これらの平時の居館は平地にあり、近くには詰の城も残っています。周囲の土塁や空堀、削平地など、戦いのための構造が確認でき、これらの城と居館の違いはしっかりしています。

館と城の境界とは?村田修三氏による中世日本の城郭概念の再構成

村田修三氏は、「城郭概念再構成の試み」で、「どこからが居館で、さらにどの段階から城か、という境界線は明瞭には引けない」と指摘しています。

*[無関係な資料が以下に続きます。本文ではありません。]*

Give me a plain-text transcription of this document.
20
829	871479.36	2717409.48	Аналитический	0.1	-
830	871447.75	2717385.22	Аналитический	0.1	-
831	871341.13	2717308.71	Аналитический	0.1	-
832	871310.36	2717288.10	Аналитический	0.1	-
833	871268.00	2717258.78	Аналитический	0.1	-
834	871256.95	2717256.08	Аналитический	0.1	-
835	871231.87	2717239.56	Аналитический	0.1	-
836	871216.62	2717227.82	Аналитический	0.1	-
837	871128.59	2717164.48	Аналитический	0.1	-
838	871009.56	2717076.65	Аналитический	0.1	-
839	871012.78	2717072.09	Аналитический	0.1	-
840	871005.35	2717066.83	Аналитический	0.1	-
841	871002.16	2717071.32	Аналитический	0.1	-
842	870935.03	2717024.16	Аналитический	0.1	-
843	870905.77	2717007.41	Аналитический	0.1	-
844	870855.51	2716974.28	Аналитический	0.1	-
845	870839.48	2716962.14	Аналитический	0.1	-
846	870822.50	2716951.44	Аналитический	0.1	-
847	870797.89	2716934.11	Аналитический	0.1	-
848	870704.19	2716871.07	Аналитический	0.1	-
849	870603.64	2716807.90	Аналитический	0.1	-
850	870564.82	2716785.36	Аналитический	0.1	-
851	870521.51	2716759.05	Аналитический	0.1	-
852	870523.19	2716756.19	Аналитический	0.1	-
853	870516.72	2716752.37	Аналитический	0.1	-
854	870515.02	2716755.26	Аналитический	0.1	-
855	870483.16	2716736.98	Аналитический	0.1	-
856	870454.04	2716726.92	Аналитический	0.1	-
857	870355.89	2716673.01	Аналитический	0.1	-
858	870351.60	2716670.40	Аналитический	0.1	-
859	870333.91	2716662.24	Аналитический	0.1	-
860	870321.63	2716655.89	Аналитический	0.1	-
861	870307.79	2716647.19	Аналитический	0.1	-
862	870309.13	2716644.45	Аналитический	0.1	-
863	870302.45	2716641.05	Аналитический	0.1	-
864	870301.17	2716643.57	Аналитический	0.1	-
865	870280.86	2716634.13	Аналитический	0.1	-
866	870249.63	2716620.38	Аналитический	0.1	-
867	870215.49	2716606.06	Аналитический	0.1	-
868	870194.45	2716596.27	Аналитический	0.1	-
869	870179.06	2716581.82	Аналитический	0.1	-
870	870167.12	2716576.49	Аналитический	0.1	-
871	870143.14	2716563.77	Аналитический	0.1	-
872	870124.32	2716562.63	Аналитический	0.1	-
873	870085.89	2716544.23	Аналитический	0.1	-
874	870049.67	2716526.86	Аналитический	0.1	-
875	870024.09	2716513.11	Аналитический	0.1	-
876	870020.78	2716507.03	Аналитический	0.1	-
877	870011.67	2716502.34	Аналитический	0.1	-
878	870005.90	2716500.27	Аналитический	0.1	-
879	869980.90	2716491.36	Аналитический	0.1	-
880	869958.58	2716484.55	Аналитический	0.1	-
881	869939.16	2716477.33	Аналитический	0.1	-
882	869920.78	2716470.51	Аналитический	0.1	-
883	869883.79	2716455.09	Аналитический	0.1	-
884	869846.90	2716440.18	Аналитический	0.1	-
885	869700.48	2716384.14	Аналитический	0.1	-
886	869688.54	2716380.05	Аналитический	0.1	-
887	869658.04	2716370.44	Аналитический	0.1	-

これは、館も広義の城に含んだ形で理解されているからです。最近では、館と城を区別せず、「館城」という概念が提起されていますが、狭い意味で見ると、館と城は同じものではありません。

はっきりした線引きは難しいものの、大まかな違いは指摘できます。

江戸時代の軍学者の定義では、狭間(壁面などにある防御用の穴や窓)を備えたものが城で、備えていないものが館とされています。

ただし、これだけで戦国期の城と館の違いを論じるわけにはいかないですが、狭間という城内から城外へ攻撃をしかける設備の有無を見るというのは良い着眼点です。

例えば、城の出入口である虎口にしかけが全くなく、ただ土塁と堀があるだけで自由に出入りできるような作りのものは館といえます。

お城博士
しかし、虎口に横矢掛りや馬出などの攻撃的設備が作られていれば、これは明らかに城の範疇に入るぞよ。
助手
つまり、軍事的要素が強いか弱いかで、館と城をある程度は区別化できると村田氏は考えています。

まとめ

セクション 重要なポイントと概要
戦国時代の幕開け 尼子経久と月山富田城の戦いを例として戦国時代の開始を探討
尼子経久と月山富田城の戦い 尼子経久が月山富田城を取り戻したエピソード。
北条早雲と戦時・平時の城の使い分け
  • 北条早雲の伊豆討ち入りが戦国時代の開幕の象徴的な出来事とされる。
  • 武将たちは通常平地の居館で生活し、戦時に山城に籠もる。
朝倉氏と若狭武田氏の居館と山城 朝倉氏と若狭武田氏は平時は居館で生活し、戦時は山城に移動する。
館と城の境界 村田修三氏による館と城の区別についての議論。狭間を備えたものが城、備えていないものが館とされるが、明確な線引きは難しい。